You must submit your project before the submission deadline listed above. Following
UWA policy, a late penalty of 5% will be deducted for each day (or part day), after the
deadline, that the assignment is submitted. No submissions will be allowed after 7 days
following the deadline except approved special consideration cases.
Context:
For this project, imagine for a moment that you have successfully completed your UWA
course and recently taken up a position for the Department of Prime Minister and
Cabinet in Canberra with the Australian Federal Government. At first you were quite
reluctant to leave Perth to move ‘over east’ and, more generally, wondered what use a
new graduate with a heavy focus on computing, programming and data could be to this
department. Regardless, the opportunity to gain experience in the ‘real world’ was too
good, and although it is not quite your own multi-million dollar technology start-up,
there was no way you weren’t taking up the offer.
Your first few weeks of orientation was a mostly blur. However, one thing you noticed
was that any time you mentioned your skills in programming, and with Python1 in
particular, to any senior bureaucrat, or even some of the savvier politicians, their eyes
seemed to ‘light up’ and they suddenly became much more interested in whatever you
were saying to them. After reflecting on these experiences, maybe there would be some
even more interesting opportunities for you in the near future?
However, for now you decide to put aside these, as it’s not like the work that you have
been doing already has not been interesting, and this is what you need to focus on for
today. At an early morning meeting with your immediate supervisor, you were told that
the Government is very interested in reducing its spend on trying to understand what
(and how) the Australian population currently thinks about it. Instead of spending
millions of dollars calling randomised groups of Australian residents every quarter to
ask about their opinions on various Government services, many senior bureaucrats have
wondered for a while now whether there was any way to use the masses of freely
available data on the internet to provide similar insights at a fraction of the cost.

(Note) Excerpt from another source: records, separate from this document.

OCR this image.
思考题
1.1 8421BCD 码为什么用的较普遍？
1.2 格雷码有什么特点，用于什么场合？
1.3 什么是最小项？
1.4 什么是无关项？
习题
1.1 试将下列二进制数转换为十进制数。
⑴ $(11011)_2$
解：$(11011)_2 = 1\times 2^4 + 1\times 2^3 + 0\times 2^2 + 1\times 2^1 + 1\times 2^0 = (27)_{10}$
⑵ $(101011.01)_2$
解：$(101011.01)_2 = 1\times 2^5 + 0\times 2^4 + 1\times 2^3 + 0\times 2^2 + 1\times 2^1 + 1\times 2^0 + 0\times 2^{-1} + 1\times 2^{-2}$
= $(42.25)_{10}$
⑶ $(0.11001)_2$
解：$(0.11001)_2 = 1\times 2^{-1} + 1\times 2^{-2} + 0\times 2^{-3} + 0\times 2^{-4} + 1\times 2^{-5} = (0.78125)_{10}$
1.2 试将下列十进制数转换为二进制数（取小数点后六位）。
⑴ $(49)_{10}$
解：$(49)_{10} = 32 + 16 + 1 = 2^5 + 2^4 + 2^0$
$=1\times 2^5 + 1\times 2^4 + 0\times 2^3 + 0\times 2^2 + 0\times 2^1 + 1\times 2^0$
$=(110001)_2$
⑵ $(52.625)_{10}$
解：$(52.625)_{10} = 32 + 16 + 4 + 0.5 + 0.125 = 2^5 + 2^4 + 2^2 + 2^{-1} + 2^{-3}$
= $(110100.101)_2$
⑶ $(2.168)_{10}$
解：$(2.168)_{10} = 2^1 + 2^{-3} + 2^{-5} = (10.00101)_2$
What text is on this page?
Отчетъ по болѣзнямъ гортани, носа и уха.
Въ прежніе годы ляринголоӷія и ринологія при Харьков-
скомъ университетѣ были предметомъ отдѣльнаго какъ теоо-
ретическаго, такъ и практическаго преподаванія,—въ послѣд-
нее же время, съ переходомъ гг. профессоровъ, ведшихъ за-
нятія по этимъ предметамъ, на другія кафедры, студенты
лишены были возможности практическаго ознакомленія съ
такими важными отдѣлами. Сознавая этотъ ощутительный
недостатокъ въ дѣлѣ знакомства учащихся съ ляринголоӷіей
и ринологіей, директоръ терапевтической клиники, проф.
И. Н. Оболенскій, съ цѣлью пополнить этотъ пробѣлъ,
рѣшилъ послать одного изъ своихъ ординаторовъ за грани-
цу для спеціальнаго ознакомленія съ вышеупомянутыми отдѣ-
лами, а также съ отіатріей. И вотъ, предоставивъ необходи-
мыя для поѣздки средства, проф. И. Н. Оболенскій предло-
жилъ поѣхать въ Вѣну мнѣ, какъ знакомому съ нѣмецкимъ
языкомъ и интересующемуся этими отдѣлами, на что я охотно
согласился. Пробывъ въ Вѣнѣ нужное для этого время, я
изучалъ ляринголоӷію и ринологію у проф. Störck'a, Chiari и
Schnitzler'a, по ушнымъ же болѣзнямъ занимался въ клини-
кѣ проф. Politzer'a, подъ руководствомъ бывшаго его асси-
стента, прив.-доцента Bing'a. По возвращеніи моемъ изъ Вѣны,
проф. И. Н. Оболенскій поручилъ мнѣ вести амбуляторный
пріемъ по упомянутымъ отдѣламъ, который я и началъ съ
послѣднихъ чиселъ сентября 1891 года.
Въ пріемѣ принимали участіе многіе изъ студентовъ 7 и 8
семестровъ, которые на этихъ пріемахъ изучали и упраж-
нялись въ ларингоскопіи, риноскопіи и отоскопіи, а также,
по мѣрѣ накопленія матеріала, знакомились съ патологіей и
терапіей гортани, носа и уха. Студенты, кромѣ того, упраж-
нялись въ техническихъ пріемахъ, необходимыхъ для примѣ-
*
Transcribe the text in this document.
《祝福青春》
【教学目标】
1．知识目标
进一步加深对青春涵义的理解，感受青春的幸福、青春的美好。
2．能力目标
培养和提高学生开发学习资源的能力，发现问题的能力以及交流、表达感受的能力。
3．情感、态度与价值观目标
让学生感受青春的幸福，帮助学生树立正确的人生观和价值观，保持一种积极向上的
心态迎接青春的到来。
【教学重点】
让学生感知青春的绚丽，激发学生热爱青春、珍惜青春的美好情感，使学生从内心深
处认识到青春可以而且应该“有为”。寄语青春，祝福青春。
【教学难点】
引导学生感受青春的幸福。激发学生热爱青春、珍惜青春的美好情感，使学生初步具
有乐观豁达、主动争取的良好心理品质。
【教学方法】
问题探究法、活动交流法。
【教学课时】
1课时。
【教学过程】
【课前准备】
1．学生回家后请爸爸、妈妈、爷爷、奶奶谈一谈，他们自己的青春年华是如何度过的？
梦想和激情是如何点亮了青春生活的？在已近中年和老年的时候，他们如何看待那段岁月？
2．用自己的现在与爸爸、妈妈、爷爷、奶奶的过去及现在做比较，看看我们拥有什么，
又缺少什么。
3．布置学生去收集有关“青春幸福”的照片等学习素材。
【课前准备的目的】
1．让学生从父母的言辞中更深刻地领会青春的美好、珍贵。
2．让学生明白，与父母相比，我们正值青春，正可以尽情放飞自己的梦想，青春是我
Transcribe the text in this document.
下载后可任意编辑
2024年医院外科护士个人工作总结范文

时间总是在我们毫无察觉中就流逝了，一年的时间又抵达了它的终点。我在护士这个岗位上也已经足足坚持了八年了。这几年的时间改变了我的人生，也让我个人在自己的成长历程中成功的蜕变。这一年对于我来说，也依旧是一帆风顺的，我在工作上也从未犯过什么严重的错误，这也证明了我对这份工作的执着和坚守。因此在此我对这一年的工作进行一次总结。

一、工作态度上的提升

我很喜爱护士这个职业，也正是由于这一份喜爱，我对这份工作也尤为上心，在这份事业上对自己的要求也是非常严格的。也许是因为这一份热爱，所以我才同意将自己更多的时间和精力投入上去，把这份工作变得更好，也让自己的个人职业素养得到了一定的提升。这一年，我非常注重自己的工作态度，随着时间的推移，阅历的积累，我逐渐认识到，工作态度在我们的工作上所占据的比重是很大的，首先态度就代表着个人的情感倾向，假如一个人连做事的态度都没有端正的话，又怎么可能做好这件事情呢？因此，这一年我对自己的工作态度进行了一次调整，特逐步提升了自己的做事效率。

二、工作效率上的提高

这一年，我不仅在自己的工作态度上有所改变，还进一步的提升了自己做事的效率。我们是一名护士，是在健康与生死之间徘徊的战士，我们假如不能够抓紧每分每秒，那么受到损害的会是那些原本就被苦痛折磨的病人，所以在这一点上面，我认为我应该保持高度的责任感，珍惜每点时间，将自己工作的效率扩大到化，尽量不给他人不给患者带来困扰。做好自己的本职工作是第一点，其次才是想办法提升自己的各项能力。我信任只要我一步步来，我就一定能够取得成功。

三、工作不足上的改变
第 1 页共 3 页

It is within this context that your supervisor has asked you to develop a program, as a
proof-of-concept, to demonstrate that it is possible to provide some of these insights at
a much lower cost. At your meeting your supervisor noted that, for the proof-of-concept
stage, the use of any ‘live’ internet data will not be possible without approval from the
legal team (as well as possibly many others). This seemed like quite an obstacle until
you thought back to one of your early Python units (maybe this one?) and remembered
that there is an open source, freely available corpus collection of billions of recently
crawled websites called the Common Crawl (http://commoncrawl.org/). More
specifically the Common Crawl corpus consists of tens of thousands of files saved in a
certain format (the WARC format, see below), each of which contains the raw HTML of
tens of thousands of web pages from a web ‘crawl’ performed in the recent past. Being
open source this data is free for you to use so with it you can immediately begin building
your proof-of-concept.
The Project:
As your program is to be a proof-of-concept, both you and your supervisor decided that
its scope should be kept as narrow as possible (but, of course, it must be broad enough
so that it can successfully demonstrate some really good insights). For this reason, it
was decided that your program is to focus only on providing four insights only:
1. How ‘positive’ is Australia generally?
2. How ‘positive’ does Australia feel towards their Government specifically?
3. How ‘patriotic’ is Australia compared with two other major English speaking
countries – UK and Canada?
4. What are the most referred-to websites (domains) by all Australian websites
(your team may want to use this information in the future to better understand
how ‘influential’ each Australian web result is to your insights, i.e. highly-referred
to web domains should be counted as more influential, and lowly-referred to web
domains should be counted as less influential).
As outlined in the ‘context’ section, in order to generate these insights (which will be
discussed in greater detail later in this document), your program will need to examine
the raw HTML from large quantities of Australian web pages, and such information is
available in WARC format from the Common Crawl.